At CES, Nvidia today put a strong emphasis on its GeForce Now game streaming service, its competitor to the likes of Google’s Stadia (that’s still around, right?), Amazon’s Luna and Microsoft’s increasingly popular Xbox Cloud Gaming service. All of these use a different business model, with GeForce Now making it easy for players to bring to the service games they bought elsewhere, with Nvidia offering a restricted free tier and then charging a membership fee for access to its servers, starting at $10 per month.
Today, the company announced a number of new partnerships, as well as the news that Electronic Arts Battlefield 4 from 2013 and Battlefield V from 2018 are now available for streaming on the service. Not exactly Day One releases, but nice to have, I guess.
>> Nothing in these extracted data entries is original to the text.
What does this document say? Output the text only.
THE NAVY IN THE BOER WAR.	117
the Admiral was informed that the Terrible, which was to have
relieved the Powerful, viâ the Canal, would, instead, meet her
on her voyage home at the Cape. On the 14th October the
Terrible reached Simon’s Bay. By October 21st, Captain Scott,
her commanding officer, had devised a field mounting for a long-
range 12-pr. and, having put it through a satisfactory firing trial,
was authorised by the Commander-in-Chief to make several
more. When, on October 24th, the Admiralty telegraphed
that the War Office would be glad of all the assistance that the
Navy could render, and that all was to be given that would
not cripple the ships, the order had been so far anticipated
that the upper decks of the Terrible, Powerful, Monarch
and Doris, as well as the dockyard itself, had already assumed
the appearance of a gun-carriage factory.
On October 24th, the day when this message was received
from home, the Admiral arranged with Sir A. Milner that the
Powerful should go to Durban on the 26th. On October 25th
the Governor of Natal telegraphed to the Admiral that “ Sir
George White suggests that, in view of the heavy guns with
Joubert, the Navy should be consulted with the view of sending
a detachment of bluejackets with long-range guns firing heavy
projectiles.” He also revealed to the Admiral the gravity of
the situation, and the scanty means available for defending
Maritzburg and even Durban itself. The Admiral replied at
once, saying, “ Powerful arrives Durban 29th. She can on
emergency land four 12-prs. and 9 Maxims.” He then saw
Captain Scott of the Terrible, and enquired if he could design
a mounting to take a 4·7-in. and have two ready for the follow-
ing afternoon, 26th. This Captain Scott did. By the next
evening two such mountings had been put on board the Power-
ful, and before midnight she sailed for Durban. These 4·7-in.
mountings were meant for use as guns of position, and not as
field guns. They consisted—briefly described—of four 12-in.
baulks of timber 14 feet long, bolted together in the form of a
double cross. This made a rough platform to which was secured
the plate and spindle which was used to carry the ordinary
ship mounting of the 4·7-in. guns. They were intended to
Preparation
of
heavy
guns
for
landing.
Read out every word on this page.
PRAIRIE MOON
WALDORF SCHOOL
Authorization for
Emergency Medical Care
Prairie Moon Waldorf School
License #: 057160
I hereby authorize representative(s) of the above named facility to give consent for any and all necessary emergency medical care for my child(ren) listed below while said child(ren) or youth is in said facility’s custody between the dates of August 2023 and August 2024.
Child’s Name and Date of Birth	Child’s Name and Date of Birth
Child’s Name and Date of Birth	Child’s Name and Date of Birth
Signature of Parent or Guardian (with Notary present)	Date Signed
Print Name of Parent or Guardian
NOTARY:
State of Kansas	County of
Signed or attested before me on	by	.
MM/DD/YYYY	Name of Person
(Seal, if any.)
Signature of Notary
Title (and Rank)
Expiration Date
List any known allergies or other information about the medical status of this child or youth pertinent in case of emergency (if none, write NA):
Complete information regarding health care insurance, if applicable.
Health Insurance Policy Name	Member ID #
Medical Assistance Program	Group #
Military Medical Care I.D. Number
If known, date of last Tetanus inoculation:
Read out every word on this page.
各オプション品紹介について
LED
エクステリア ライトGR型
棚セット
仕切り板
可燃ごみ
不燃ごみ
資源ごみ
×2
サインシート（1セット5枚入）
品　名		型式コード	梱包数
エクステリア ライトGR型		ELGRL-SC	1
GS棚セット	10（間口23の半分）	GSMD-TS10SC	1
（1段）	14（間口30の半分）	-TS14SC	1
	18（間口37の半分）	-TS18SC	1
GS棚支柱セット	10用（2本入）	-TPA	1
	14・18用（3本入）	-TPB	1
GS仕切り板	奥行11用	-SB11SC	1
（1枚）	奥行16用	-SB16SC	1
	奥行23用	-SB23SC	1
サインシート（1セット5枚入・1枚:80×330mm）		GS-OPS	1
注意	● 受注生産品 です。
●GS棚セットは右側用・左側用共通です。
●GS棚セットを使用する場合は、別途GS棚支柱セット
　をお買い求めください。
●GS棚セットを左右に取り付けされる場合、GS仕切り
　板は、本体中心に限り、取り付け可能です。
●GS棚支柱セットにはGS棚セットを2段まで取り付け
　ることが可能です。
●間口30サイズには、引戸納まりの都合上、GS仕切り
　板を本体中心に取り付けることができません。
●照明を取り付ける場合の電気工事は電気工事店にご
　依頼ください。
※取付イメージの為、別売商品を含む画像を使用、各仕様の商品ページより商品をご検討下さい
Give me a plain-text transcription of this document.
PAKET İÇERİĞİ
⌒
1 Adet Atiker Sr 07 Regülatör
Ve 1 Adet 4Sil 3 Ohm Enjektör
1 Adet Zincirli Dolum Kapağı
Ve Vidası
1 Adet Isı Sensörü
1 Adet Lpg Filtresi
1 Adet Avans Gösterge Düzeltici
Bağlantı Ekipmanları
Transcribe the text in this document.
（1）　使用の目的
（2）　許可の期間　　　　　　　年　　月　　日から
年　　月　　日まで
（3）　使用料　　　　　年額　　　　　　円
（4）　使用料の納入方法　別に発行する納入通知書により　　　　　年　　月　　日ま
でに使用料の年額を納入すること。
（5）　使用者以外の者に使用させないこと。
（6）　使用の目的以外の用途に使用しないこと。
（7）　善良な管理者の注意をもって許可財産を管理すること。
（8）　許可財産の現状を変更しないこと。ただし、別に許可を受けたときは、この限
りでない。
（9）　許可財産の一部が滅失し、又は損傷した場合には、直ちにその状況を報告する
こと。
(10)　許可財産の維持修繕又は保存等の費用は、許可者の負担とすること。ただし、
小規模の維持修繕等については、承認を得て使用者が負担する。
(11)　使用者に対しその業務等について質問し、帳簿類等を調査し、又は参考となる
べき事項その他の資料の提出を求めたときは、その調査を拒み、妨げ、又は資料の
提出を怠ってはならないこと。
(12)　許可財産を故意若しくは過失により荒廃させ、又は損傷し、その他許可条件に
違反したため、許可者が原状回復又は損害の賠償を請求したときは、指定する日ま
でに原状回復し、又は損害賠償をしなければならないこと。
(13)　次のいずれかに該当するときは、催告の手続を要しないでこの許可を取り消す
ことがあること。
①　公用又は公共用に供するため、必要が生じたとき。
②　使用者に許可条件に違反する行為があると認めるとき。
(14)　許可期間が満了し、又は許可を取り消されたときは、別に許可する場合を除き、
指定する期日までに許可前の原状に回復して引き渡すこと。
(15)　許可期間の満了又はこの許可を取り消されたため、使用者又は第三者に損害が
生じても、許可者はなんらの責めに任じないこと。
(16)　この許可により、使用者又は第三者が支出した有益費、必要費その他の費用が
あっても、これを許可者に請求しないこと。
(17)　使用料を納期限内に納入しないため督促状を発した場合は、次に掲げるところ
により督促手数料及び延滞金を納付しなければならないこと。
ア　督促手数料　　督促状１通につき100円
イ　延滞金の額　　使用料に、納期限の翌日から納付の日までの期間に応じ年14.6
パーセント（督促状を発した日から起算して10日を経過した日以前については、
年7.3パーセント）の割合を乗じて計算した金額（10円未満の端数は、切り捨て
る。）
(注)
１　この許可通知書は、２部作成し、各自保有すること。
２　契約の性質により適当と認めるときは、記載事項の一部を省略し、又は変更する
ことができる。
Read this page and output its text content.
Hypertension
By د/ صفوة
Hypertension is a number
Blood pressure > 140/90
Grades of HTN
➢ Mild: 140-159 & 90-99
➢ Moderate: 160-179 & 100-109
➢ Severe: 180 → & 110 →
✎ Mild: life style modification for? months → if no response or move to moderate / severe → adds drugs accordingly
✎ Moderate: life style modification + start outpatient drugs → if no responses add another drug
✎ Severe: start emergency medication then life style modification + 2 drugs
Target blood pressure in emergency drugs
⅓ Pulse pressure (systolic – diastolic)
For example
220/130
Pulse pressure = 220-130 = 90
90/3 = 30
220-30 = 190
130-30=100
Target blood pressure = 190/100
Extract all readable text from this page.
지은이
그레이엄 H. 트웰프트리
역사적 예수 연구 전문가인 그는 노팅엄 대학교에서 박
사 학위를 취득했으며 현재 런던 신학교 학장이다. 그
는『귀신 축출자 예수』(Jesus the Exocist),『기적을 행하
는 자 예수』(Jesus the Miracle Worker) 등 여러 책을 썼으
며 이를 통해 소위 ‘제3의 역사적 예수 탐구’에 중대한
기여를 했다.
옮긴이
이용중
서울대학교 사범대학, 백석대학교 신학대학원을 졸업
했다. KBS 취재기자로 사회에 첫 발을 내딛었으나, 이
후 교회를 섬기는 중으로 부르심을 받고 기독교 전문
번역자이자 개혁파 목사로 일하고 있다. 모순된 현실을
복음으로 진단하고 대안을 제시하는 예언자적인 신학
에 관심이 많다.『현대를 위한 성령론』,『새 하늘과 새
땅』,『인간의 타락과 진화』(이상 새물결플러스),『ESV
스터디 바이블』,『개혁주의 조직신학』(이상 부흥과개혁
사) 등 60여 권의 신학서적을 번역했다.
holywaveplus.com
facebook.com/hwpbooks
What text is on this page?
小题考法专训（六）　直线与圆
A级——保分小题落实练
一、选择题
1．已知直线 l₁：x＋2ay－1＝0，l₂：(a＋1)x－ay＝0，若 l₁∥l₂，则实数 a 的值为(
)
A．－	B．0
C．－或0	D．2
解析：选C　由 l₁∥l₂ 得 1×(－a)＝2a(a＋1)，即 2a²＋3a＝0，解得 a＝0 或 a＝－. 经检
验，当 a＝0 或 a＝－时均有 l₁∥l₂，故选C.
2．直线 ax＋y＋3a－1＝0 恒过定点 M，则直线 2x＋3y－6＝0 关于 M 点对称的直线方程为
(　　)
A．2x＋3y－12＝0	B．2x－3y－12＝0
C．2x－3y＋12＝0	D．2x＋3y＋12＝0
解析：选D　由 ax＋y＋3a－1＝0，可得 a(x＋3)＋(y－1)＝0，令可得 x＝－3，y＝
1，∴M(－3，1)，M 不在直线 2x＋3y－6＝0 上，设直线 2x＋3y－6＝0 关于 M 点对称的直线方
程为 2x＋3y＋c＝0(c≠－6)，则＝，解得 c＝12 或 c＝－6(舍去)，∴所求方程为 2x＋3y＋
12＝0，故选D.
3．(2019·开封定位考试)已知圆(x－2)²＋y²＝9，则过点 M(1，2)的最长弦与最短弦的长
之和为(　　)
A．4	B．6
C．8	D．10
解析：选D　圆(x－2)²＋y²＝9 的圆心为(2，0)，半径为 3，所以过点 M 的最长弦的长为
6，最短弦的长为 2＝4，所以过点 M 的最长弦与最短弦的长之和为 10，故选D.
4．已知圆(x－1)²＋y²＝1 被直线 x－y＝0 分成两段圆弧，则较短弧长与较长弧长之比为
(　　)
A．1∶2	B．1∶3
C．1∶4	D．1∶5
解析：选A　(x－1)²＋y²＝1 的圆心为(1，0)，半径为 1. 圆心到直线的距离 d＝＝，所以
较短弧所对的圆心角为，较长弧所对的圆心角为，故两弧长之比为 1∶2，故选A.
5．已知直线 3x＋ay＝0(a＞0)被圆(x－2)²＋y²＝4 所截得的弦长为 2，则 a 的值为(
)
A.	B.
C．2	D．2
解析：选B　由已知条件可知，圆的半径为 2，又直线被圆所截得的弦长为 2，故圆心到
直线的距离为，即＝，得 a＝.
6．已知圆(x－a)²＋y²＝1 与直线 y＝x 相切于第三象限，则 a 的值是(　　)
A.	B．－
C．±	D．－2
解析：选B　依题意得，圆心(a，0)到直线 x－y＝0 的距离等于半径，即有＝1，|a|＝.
What’s maybe more important is that Nvidia continues to expand the overall GeForce Now ecosystem. In this case, that means a deal with AT&T, which will give its customers on a 5G device on a 5G “unlimited” plan a free six-month GeForce Now priority membership. Nvidia says the two companies are “teaming up as 5G technical innovation collaborators,” but we’re basically talking about a marketing deal here. The whole promise of 5G is low latency after all.
For the living room, Nvidia is teaming up with Samsung to bring its game streaming platform to that company’s smart TVs after already offering its app on 2021 LG WebOS TVs as a beta last year.
“Our cloud gaming service will be added to the Samsung Gaming Hub, a new game-streaming discovery platform that bridges hardware and software to provide a better player experience,” Nvidia writes in today’s announcement. It’ll have more to share about this deal in the second quarter of this year.